DGSE (General Directorate for External Security), France
France’s convoluted history of foreign espionage dates back to 1871, following their stunning upset in the Franco-Prussian War. Poor intelligence and a vast underestimation of the enemy’s capabilities played a monumental role in their loss, and the French high command authorized creating a military intelligence section (Deuxième Bureau, DB) less than a month afterward. The Deuxième Bureau’s responsibilities expanded quickly, and counter-espionage and military statistics sections soon followed. In the wake of 1894’s Dreyfus Affair, however, counter-intelligence shifted to the Ministry of the Interior, the Sûreté générale handled counter-espionage and the pursuit of foreign spies, and the Deuxième Bureau retained only a statistical section, which was disbanded in 1899.
Reactivated in 1907, the Deuxième Bureau primarily worked with counter-espionage units belonging to Interior Ministry or mobile special operations units along France’s border. Four years later, the government divided foreign and interior operations between the Ministry of War, and therefore DB, and the Ministry of Interior. This clear division of responsibilities ended in 1915, and things get a little… weird thereafter.

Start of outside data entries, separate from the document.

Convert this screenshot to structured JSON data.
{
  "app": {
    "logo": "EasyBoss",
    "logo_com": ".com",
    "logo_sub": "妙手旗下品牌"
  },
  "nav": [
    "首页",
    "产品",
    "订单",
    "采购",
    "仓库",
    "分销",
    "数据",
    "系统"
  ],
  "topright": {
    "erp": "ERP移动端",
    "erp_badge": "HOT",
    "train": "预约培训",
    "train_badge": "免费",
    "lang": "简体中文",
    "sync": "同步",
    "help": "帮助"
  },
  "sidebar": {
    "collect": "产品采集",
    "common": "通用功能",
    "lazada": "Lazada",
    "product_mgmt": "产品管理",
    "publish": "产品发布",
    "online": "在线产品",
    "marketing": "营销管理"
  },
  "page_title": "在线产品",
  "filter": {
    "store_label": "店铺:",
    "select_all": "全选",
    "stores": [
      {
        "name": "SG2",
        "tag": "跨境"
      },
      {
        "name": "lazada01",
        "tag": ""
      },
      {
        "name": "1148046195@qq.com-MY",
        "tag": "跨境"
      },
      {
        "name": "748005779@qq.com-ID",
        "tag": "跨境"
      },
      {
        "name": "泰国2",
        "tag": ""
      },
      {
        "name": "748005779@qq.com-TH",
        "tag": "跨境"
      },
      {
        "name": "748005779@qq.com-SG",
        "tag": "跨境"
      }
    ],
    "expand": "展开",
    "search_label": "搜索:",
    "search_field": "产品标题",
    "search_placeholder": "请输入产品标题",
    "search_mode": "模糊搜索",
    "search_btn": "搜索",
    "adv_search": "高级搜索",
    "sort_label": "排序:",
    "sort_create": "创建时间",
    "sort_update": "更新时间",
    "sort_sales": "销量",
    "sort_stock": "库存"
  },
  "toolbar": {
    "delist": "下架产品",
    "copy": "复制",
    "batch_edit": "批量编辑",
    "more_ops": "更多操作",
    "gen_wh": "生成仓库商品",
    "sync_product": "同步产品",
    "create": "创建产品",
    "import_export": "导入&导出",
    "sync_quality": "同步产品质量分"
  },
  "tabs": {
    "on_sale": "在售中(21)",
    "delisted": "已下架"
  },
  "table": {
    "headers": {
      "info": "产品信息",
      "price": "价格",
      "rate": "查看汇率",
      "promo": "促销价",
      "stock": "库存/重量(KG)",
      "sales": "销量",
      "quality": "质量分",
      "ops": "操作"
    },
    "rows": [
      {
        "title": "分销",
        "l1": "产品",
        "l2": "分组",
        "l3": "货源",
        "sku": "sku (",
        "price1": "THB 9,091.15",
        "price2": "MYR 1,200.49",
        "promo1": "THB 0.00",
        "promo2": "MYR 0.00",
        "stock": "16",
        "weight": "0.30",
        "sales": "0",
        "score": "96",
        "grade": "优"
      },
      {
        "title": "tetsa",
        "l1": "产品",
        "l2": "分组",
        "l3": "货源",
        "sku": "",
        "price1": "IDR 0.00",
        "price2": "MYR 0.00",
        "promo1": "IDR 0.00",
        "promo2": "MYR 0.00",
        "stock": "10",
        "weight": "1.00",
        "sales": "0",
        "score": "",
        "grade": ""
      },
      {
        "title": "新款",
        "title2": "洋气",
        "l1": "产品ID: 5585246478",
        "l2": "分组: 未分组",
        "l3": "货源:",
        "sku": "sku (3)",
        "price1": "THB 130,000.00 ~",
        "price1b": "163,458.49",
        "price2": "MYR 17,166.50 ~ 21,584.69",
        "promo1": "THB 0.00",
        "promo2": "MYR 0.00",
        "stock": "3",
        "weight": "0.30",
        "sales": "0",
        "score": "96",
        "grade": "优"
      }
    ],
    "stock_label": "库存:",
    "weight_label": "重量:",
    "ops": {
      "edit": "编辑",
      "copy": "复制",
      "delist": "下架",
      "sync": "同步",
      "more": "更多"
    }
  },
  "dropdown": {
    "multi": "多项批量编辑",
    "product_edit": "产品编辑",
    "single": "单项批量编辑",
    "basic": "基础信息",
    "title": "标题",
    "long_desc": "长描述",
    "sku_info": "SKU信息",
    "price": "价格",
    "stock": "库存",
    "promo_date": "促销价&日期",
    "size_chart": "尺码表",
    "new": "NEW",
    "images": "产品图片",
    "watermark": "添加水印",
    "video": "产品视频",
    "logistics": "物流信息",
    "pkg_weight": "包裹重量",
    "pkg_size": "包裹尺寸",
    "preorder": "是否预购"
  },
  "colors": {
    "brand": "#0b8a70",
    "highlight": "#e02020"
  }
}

1915: Section de Centralisation du Renseignement (Central Intelligence Section, SCR) created.
1917: Sûreté Nationale commissioner placed at the head of criminal police, general intelligence, propaganda, and counter-espionage, including the Section de renseignements (Intelligence Section, SR) and SCR.
1934: Organization renamed Direction Générale de la Sûreté nationale (DGSN).
1935: Police de l’Air, the territorial police, and the police carrier-pigeon service, placed under the DGSN.
1936: Service de centralisation des renseignements (Central Intelligence Service, CE) established.
1937: Government declares territorial surveillance the sole responsibility of police. New organization, the Bureau central de Renseignements (Central Intelligence Bureau, BCR) established, includes an SCR special section devoted to preventative defense.
1940: Vichy France established Bureau des Menées Antinationales (Bureau of Anti-National Activities, BMA). Free French government-in-exile in London established Service de Renseignements (SR).
1941: SR renamed Bureau Central de Renseignements et d’Action Militaire (BCRAM).
1942: BCRAM renamed Bureau Central de Renseignements et d’Action (BCRA).
1944/45: Service de Documentation Extérieure et de Contre-Espionnage (External Documentation and Counter-Espionage Service, SDECE) established, successor to BCRA.
1965/66: SDECE placed under the Ministry of Defense following their role in the kidnapping, and probable murder, of Mehdi Ben Barka.
1982: Direction générale de la sécurité extérieure (General Directorate for External Security, DGSE), established.